Киоск этот там был всю жизнь. Однажды, лет двадцать-тридцать назад, я около него встретил трех проституток, позвал их всех к себе, и одна из них мастурбировала моему псу. Их это забавляло. Они были пьяные и под колесами. Потом другая пошла в туалет, грохнулась там башкой и все испачкала кровью, пришлось долго вытирать большими мокрыми полотенцами. Я отнес ее в кровать и потом сидел с остальными, пока они, наконец, не ушли. А та, что башку разбила, осталась на четыре дня и четыре ночи, уничтожила все запасы пива и бесконечно говорила про своих двоих детей в Миссури.
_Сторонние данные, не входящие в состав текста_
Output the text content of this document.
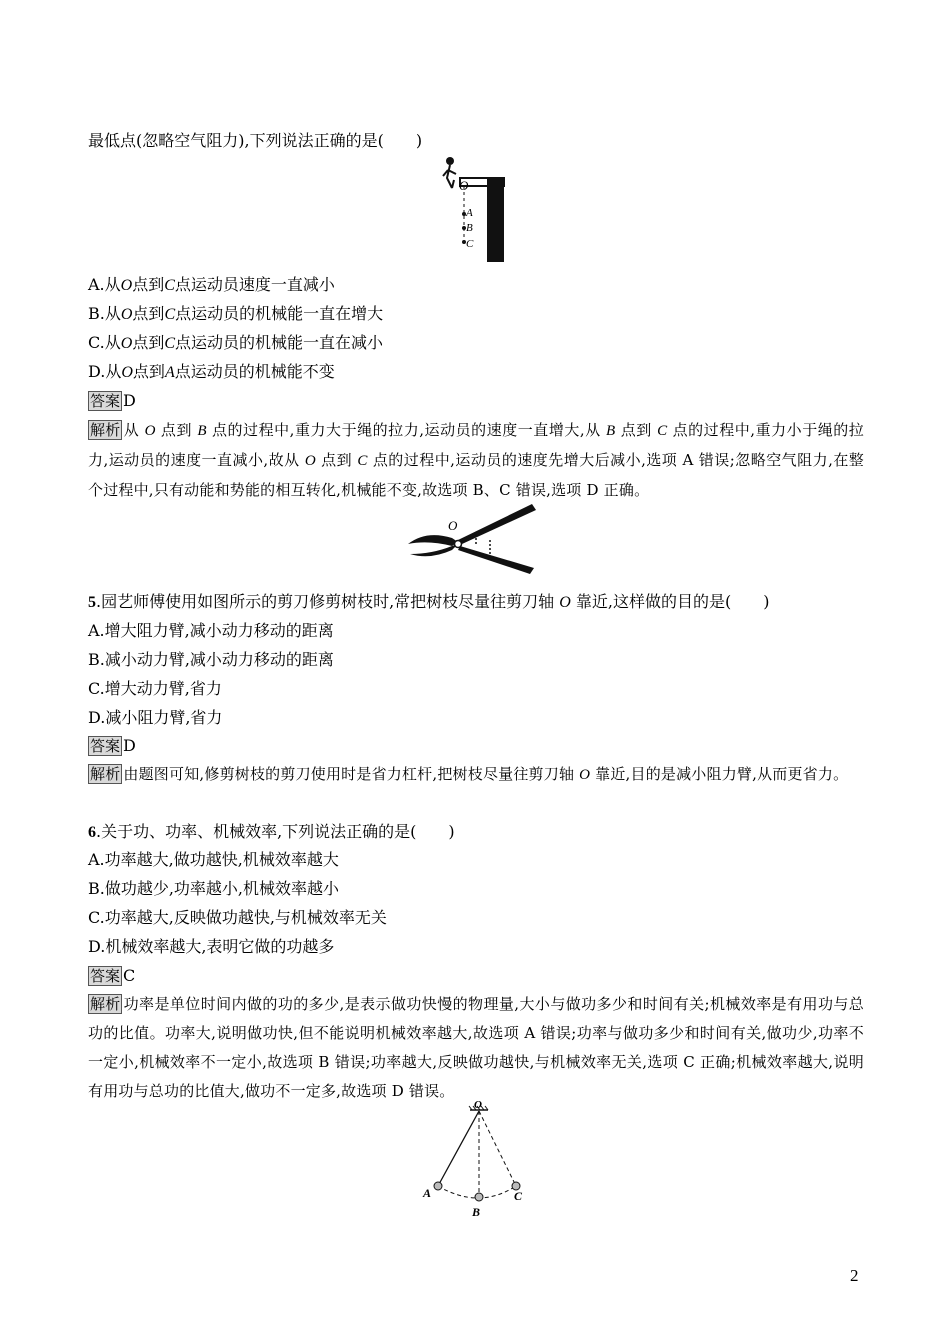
最低点(忽略空气阻力),下列说法正确的是(　　)
O
A
B
C
A.从O点到C点运动员速度一直减小
B.从O点到C点运动员的机械能一直在增大
C.从O点到C点运动员的机械能一直在减小
D.从O点到A点运动员的机械能不变
答案 D
解析 从 O 点到 B 点的过程中,重力大于绳的拉力,运动员的速度一直增大,从 B 点到 C 点的过程中,重力小于绳的拉力,运动员的速度一直减小,故从 O 点到 C 点的过程中,运动员的速度先增大后减小,选项 A 错误;忽略空气阻力,在整个过程中,只有动能和势能的相互转化,机械能不变,故选项 B、C 错误,选项 D 正确。
O
5.园艺师傅使用如图所示的剪刀修剪树枝时,常把树枝尽量往剪刀轴 O 靠近,这样做的目的是(　　)
A.增大阻力臂,减小动力移动的距离
B.减小动力臂,减小动力移动的距离
C.增大动力臂,省力
D.减小阻力臂,省力
答案 D
解析 由题图可知,修剪树枝的剪刀使用时是省力杠杆,把树枝尽量往剪刀轴 O 靠近,目的是减小阻力臂,从而更省力。
6.关于功、功率、机械效率,下列说法正确的是(　　)
A.功率越大,做功越快,机械效率越大
B.做功越少,功率越小,机械效率越小
C.功率越大,反映做功越快,与机械效率无关
D.机械效率越大,表明它做的功越多
答案 C
解析 功率是单位时间内做的功的多少,是表示做功快慢的物理量,大小与做功多少和时间有关;机械效率是有用功与总功的比值。功率大,说明做功快,但不能说明机械效率越大,故选项 A 错误;功率与做功多少和时间有关,做功少,功率不一定小,机械效率不一定小,故选项 B 错误;功率越大,反映做功越快,与机械效率无关,选项 C 正确;机械效率越大,说明有用功与总功的比值大,做功不一定多,故选项 D 错误。
O
A
B
C
2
В общем, парень этот – Селин или нет? – стоял у киоска с журналом. Подойдя ближе, я разглядел, что это «Нью-Йоркер». Он положил журнал на место и посмотрел на меня.

– Только одно мне не нравится, – сказал он.

– Что именно?

– Они понятия не имеют, как надо писать. Никто.

Мимо проезжало пустое такси, и он громко окликнул водителя. Машина замедлила ход, он устремился к ней и нырнул в открывшуюся дверь на заднее сиденье.

– Эй, подождите, – крикнул я. – Вопрос есть!

Такси умчалось в направлении Голливудского бульвара. Селин выглянул из машины, высунул руку, показал мне средний палец и был таков.

Вообще, в том районе я не видел такси лет десять. В смысле, чтобы именно пустое проезжало.

Так, дождь закончился, но тоска не проходила. Кроме того, стало прохладнее, а запах вокруг стоял такой, как будто кто-то пустил ветры, но перестарался.

Я поднял воротник, втянул голову и двинулся в сторону Мюссо.

Итак, у меня есть золотая «Виза». Я жив. Временами даже ощущаю себя Ником Билейном. И напеваю себе под нос песенку Эрика Коутса.

Ад таков, каким ты сделаешь его сам.

Загрузка...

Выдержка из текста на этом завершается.